Takeda is touting the initiative as the next step in its corporate transformation under a new business structure announced in January and scheduled to take effect in April, when the Japanese drugmaker begins its 2026 fiscal year. This move can also be seen as a continuation of the organizational reforms announced in May 2024 with the aim of increasing Takeda Pharmaceutical’s operating profit margin to over 30%.
This transformation comes at a high cost. Takeda expects the new initiatives to cost it 150 billion yen ($940 million) in restructuring costs during fiscal 2026, with additional but lower separation costs over the next two years.
Takeda has recorded a restructuring charge of 128 billion yen ($800 million) in the fiscal year ending March 2025 due to the first overhaul announced in 2024. During this period, the company’s full-time equivalent workforce was reduced by more than 1,800, or 3.7%, according to its annual report.
By simplifying its corporate structure, Takeda intends to reallocate resources to its research and development pipeline, future launch plans, and strategic technology investments.
“Today, Takeda is poised to make a significant impact on patients’ lives as we prepare to launch multiple new medicines and continue to deliver on the promise of our pipeline,” Julie Kim, Takeda’s next CEO, who will officially take over in June, said in a statement on March 25. “The deliberate steps we are taking will strengthen our ability to strategically prioritize resources and execute quickly while positioning us for the next era of long-term growth and success.”
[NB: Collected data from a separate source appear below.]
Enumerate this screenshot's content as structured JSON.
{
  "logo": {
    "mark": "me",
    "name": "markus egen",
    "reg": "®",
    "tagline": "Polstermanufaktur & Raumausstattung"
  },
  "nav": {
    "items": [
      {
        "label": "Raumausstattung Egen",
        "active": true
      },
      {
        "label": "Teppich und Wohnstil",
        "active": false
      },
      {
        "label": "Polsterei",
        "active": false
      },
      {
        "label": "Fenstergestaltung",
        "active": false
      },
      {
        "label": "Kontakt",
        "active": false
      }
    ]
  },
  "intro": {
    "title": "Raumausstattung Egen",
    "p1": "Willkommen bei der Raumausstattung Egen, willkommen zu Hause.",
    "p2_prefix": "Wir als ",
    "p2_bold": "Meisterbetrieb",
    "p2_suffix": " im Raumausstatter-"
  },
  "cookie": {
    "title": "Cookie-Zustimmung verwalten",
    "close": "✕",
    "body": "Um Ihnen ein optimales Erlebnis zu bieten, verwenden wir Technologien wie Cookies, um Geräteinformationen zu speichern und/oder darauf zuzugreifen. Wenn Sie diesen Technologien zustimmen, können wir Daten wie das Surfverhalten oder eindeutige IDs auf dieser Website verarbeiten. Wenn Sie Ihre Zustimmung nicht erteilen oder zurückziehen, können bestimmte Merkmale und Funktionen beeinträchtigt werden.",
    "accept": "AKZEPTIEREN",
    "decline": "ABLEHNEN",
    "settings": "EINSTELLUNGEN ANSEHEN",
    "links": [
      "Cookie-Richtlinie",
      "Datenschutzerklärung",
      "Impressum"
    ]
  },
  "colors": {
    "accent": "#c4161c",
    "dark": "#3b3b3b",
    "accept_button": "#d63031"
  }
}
Takeda’s potential future drugs include the narcolepsy drug obepolexton. An injectable drug called lasfertide designed to treat a rare blood disorder called polycythemia vera. and zasocitinib, a TYK2 rival to Bristol-Myers Squibb’s Sotiktu.
Takeda Pharmaceutical went into rebuilding mode in 2024 in response to a sharp decline in profits after the patent expiration for its blockbuster drug Vyvanse, which treats attention-deficit/hyperactivity disorder. Simplifying the organization, reducing tiers, and fine-tuning the operating model were key goals of the plan.
In January, the company outlined plans to revamp its executive team and business structure. The company is creating an international business unit to manage all markets outside the United States and combining previously separate commercial teams. It also forms the Strategy and Portfolio Development function, which handles all aspects of portfolio strategy and business development.
Takeda isn’t the only company pursuing a slimmer model. Pharmaceutical giants such as Novartis, Bayer, Pfizer, Bristol-Myers Squibb, and Merck & Company have all embarked on similar cost-cutting and restructuring measures. A recent Fierce Pharma analysis found that major pharmaceutical companies, each with 2025 sales of more than $20 billion, collectively cut more than 22,000 employees last year.
Takeda Pharmaceutical is scheduled to announce its full-year 2025 financial results on May 13th.